When I was young, technology as we know it today was just forming, the internet started becoming available, and our dial-up connection wasn’t fast. You could say I grew up with technology in an unconventional way, my first personal computer aside our shared family one was an IBM PC. It was huge, it was bulky and it definitely was louder than I had expected, but it was the perfect starter machine.

As the years grew by, and technology went into hyperdrive, my computer kept being upgraded, eventually landing at an HP desktop with 8 GB of memory, and 1 TB hard-drive, this is when I got heavily into computers. I’ve always been programming since the first time I saw my father do it, the way you could control computers made me overjoyed.

While kids my age were concerned about friendships, relationships and parties, I was neck-deep in books and code, reading and learning continuously. By high-school, I had already written just shy of 132,000 lines of code, and decided I wanted to do this full-time as my career. When I spoke to my teachers about it, like many kids, I was told it’s a stupid idea, and it’s very unlikely to go anywhere.

I decided to take a leap of faith, I dropped out of high-school in Grade 9. It was a rough few years, but I dug myself deep into learning, exploring, and breaking technology. Bit by bit, I wanted to learn everything I could successfully within a reasonable amount of time. I found a love in backend development and system administration.

A hobby, turned into a passion, turned into a full-time career in short order. I went from being unemployable due to no high-school completion, to getting my first entry contract job. After this contract, 6 months into it I had decided to leave the contract to accept a new job, this job gave me more responsibilities, a significant pay raise, and considered me an “Intermediate Software Engineer” – awesome!

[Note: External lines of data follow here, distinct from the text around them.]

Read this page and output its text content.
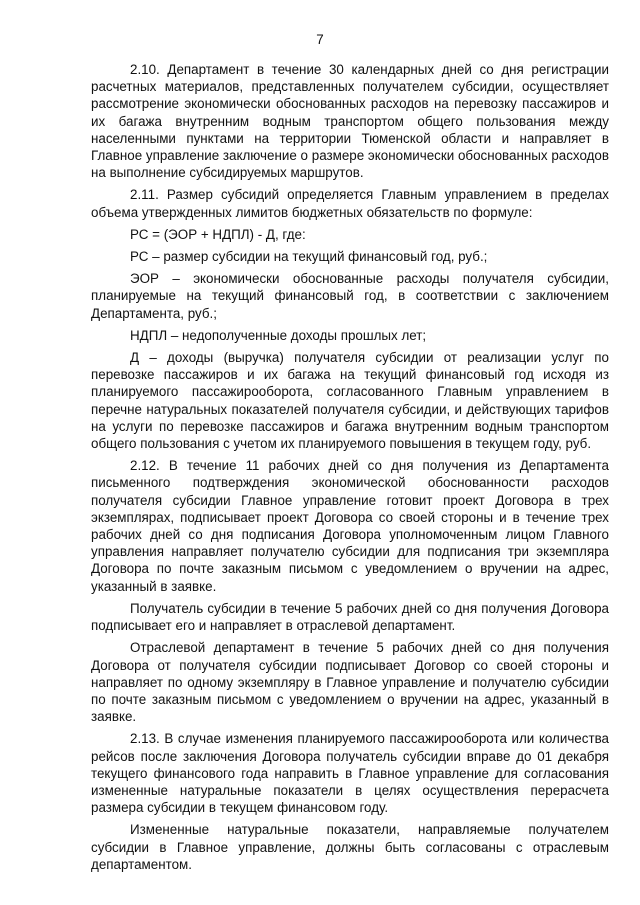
7

2.10. Департамент в течение 30 календарных дней со дня регистрации расчетных материалов, представленных получателем субсидии, осуществляет рассмотрение экономически обоснованных расходов на перевозку пассажиров и их багажа внутренним водным транспортом общего пользования между населенными пунктами на территории Тюменской области и направляет в Главное управление заключение о размере экономически обоснованных расходов на выполнение субсидируемых маршрутов.

2.11. Размер субсидий определяется Главным управлением в пределах объема утвержденных лимитов бюджетных обязательств по формуле:

РС = (ЭОР + НДПЛ) - Д, где:

РС – размер субсидии на текущий финансовый год, руб.;

ЭОР – экономически обоснованные расходы получателя субсидии, планируемые на текущий финансовый год, в соответствии с заключением Департамента, руб.;

НДПЛ – недополученные доходы прошлых лет;

Д – доходы (выручка) получателя субсидии от реализации услуг по перевозке пассажиров и их багажа на текущий финансовый год исходя из планируемого пассажирооборота, согласованного Главным управлением в перечне натуральных показателей получателя субсидии, и действующих тарифов на услуги по перевозке пассажиров и багажа внутренним водным транспортом общего пользования с учетом их планируемого повышения в текущем году, руб.

2.12. В течение 11 рабочих дней со дня получения из Департамента письменного подтверждения экономической обоснованности расходов получателя субсидии Главное управление готовит проект Договора в трех экземплярах, подписывает проект Договора со своей стороны и в течение трех рабочих дней со дня подписания Договора уполномоченным лицом Главного управления направляет получателю субсидии для подписания три экземпляра Договора по почте заказным письмом с уведомлением о вручении на адрес, указанный в заявке.

Получатель субсидии в течение 5 рабочих дней со дня получения Договора подписывает его и направляет в отраслевой департамент.

Отраслевой департамент в течение 5 рабочих дней со дня получения Договора от получателя субсидии подписывает Договор со своей стороны и направляет по одному экземпляру в Главное управление и получателю субсидии по почте заказным письмом с уведомлением о вручении на адрес, указанный в заявке.

2.13. В случае изменения планируемого пассажирооборота или количества рейсов после заключения Договора получатель субсидии вправе до 01 декабря текущего финансового года направить в Главное управление для согласования измененные натуральные показатели в целях осуществления перерасчета размера субсидии в текущем финансовом году.

Измененные натуральные показатели, направляемые получателем субсидии в Главное управление, должны быть согласованы с отраслевым департаментом.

About a year into that job, I jumped ship to become a manager. Boy, I wasn’t prepared for that. I had grown up around technology, but not other people. I was never able to understand how to properly interact and manage other humans. I wasn’t able to get the hang of it as quickly as I’d like, so I was let go. It wasn’t of any surprise, and I found management wasn’t for me. I didn’t like being in charge of a large team, I wanted to keep it small and simple.

I decided to reach out to employers and found a company hiring, after a few interviews, I landed the best job I’ve ever had: Senior Software Engineer and Systems Administrator. It’s the best of both worlds, and it’s a lot of work. My boss has been fantastic, my colleagues for the most part are superb, and there’s been very little issues that I’ve not been able to resolve. I love being able to develop, manage, maintain all in one. Even more recently, I’ve been doing cyber security and patching holes in our own software which is exactly where I’d like to take my career.

Growing up with technology got me to a place where I never dreamed I’d be able to get to, very quickly. It was mentally draining, it was daunting, but I’ve made it through. I’m happy, during these years I met this incredible lady I ended up marrying, and we have a child together. We’ve had our downfalls, our struggles, but in the end we always work it out.

So, to the students learning computer science, if I could share any lesson I learned from my experience here, it’s to keep your head up, dive in, but don’t forget to socialize, to take breaks, and to learn how to interact with other people in a respectful and professional manner.

I’m hopeful for the future, and I’m excited to see where life will take me down the road, and I’ll be blogging every step of the way.